Based on this analysis of previous studies, our own case study findings, a review of the research to date, and input from this project's expert panel of actuaries and economists (see Appendix D), we made the actuarial assumptions described below. A majority of the expert panel members who commented on the assumptions agreed that the model's assumptions were reasonable.4 The panel includes representatives from three of the five organizations that produced actuarial estimates for federal parity legislation in 1996.

4In October 1997, we asked all expert panel members for their comments on the initial assumptions. Only one panel member did not respond. In November 1997, a draft of Sing and Hill (1998a) was sent to panel members to see if they had any additional comments on any of the model assumptions.

Assumptions Underlying the Updated Study

Baseline benefit packages. The baseline benefit packages for FFS, PPO, POS, and HMO plans represent typical packages that reflect the Mental Health Parity Act of 1996. In other words, for each type of plan, the baseline benefit package is the one that has the highest percentage of enrollees (the statistical "mode"). It is also the one in which the benefit maximum for mental health services equals the benefit maximum for medical/surgical services.

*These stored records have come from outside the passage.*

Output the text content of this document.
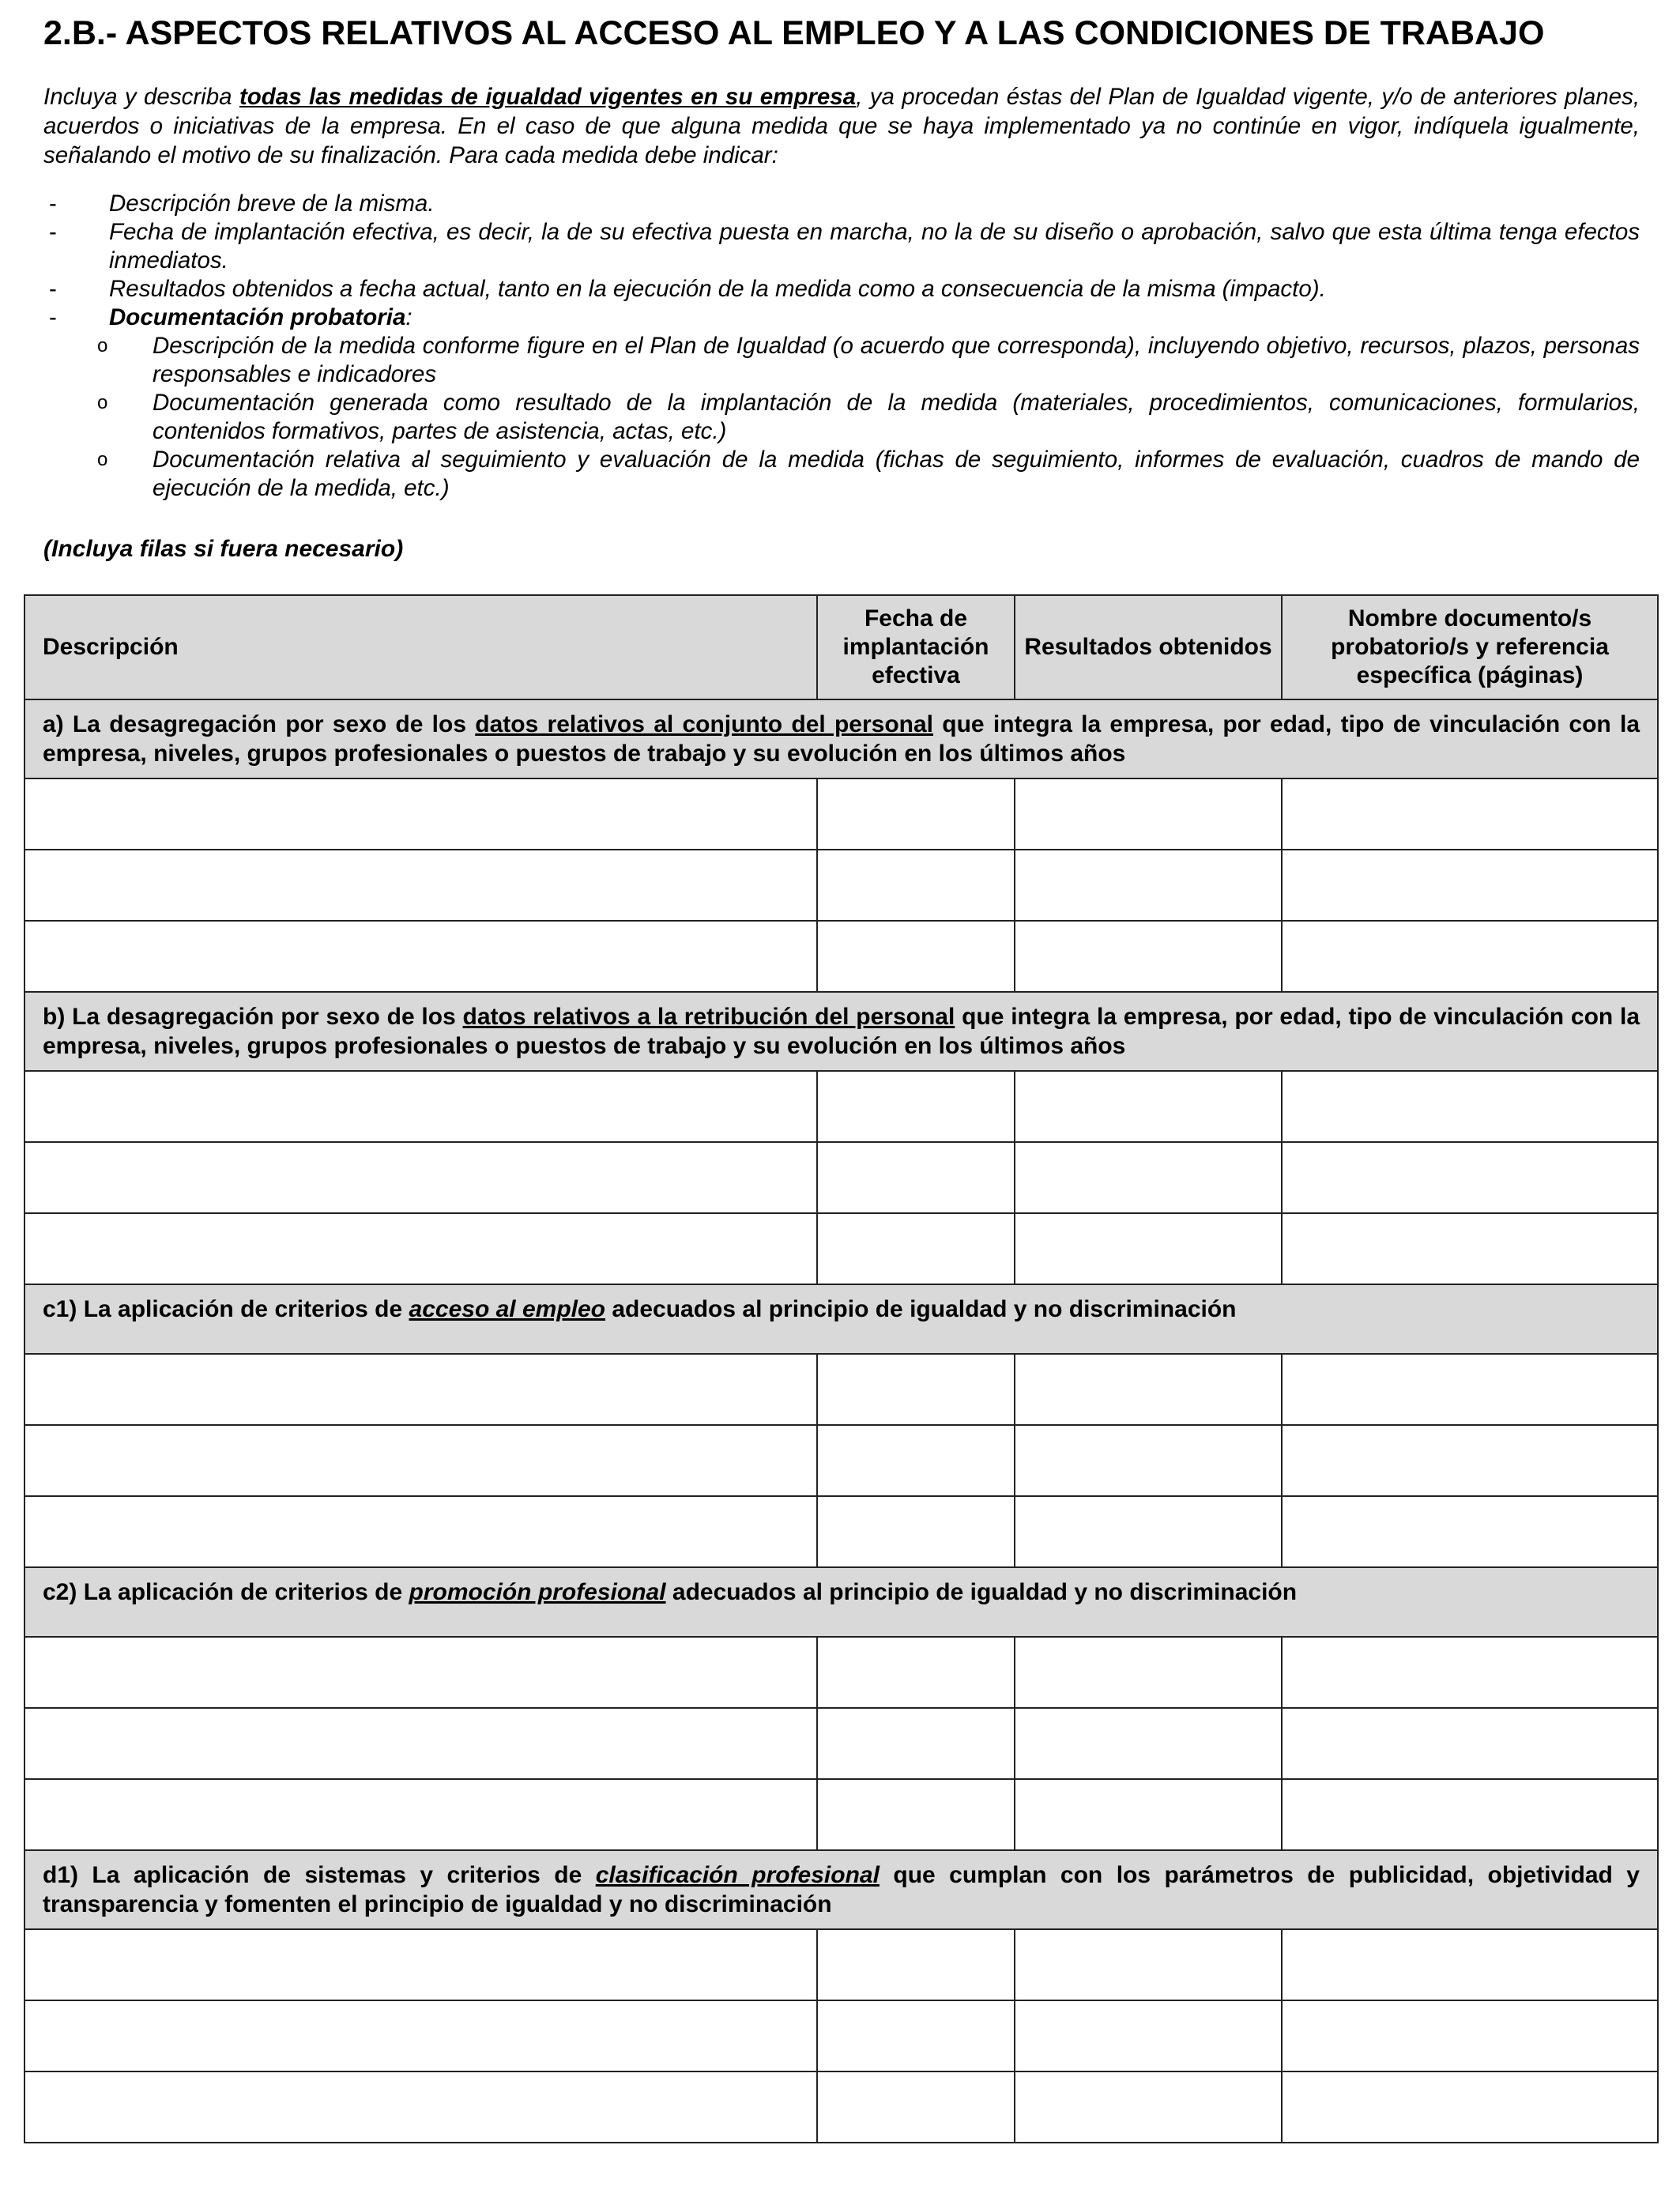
2.B.- ASPECTOS RELATIVOS AL ACCESO AL EMPLEO Y A LAS CONDICIONES DE TRABAJO
Incluya y describa todas las medidas de igualdad vigentes en su empresa, ya procedan éstas del Plan de Igualdad vigente, y/o de anteriores planes, acuerdos o iniciativas de la empresa. En el caso de que alguna medida que se haya implementado ya no continúe en vigor, indíquela igualmente, señalando el motivo de su finalización. Para cada medida debe indicar:
-	Descripción breve de la misma.
-	Fecha de implantación efectiva, es decir, la de su efectiva puesta en marcha, no la de su diseño o aprobación, salvo que esta última tenga efectos inmediatos.
-	Resultados obtenidos a fecha actual, tanto en la ejecución de la medida como a consecuencia de la misma (impacto).
-	Documentación probatoria:
o	Descripción de la medida conforme figure en el Plan de Igualdad (o acuerdo que corresponda), incluyendo objetivo, recursos, plazos, personas responsables e indicadores
o	Documentación generada como resultado de la implantación de la medida (materiales, procedimientos, comunicaciones, formularios, contenidos formativos, partes de asistencia, actas, etc.)
o	Documentación relativa al seguimiento y evaluación de la medida (fichas de seguimiento, informes de evaluación, cuadros de mando de ejecución de la medida, etc.)
(Incluya filas si fuera necesario)
Descripción	Fecha de implantación efectiva	Resultados obtenidos	Nombre documento/s probatorio/s y referencia específica (páginas)
a) La desagregación por sexo de los datos relativos al conjunto del personal que integra la empresa, por edad, tipo de vinculación con la empresa, niveles, grupos profesionales o puestos de trabajo y su evolución en los últimos años			

b) La desagregación por sexo de los datos relativos a la retribución del personal que integra la empresa, por edad, tipo de vinculación con la empresa, niveles, grupos profesionales o puestos de trabajo y su evolución en los últimos años			

c1) La aplicación de criterios de acceso al empleo adecuados al principio de igualdad y no discriminación			

c2) La aplicación de criterios de promoción profesional adecuados al principio de igualdad y no discriminación			

d1) La aplicación de sistemas y criterios de clasificación profesional que cumplan con los parámetros de publicidad, objetividad y transparencia y fomenten el principio de igualdad y no discriminación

Induced demand. As noted earlier, the induced demand effect indicates the degree to which consumers increase their use of MH/SA services in response to a decline in the price of these services. Our assumptions about induced demand are based on findings from the RAND Health Insurance Experiment, which examined the effects of various cost-sharing arrangements on the use of health services and on the health status of individuals (Manning, et al., 1989). We assume a slightly lower response from people enrolled in HMOs. This assumption was suggested by two expert panel members.

Amount of utilization management. For medical/surgical services, the model assumes that FFS plans are lightly managed, PPO and POS plans are moderately managed, and HMOs are tightly managed. For MH/SA services, we assume more aggressive management. For FFS, PPO, and POS plans, we assume that, on average, the management of MH/SA benefits leads to a 25 percent reduction in costs compared to no management. For HMOs, we assume that MH/SA services are provided by behavioral carve-out plans that aggressively manage care and yield large cost savings.

Administrative costs. Our assumptions about administrative costs are based on a 1994 HayGroup study for the CRS (Hay/Huggins Company, Inc., 1997a). We assume that HMOs have higher administrative costs, especially for their MH/SA services.

Shift of MH/SA service delivery from the public to the private sector. We assume that parity does not shift the provision of MH/SA services from the public sector to the private sector. This assumption is based on case study findings described in the previous chapter.

Family demographics. Based on data from the Current Population Survey, the model assumes that 84 percent of employees with family coverage have a covered spouse and that there are 1.22 children per family. The model also assumes that spouses have expenditures that are 1.08 times higher than those of employees.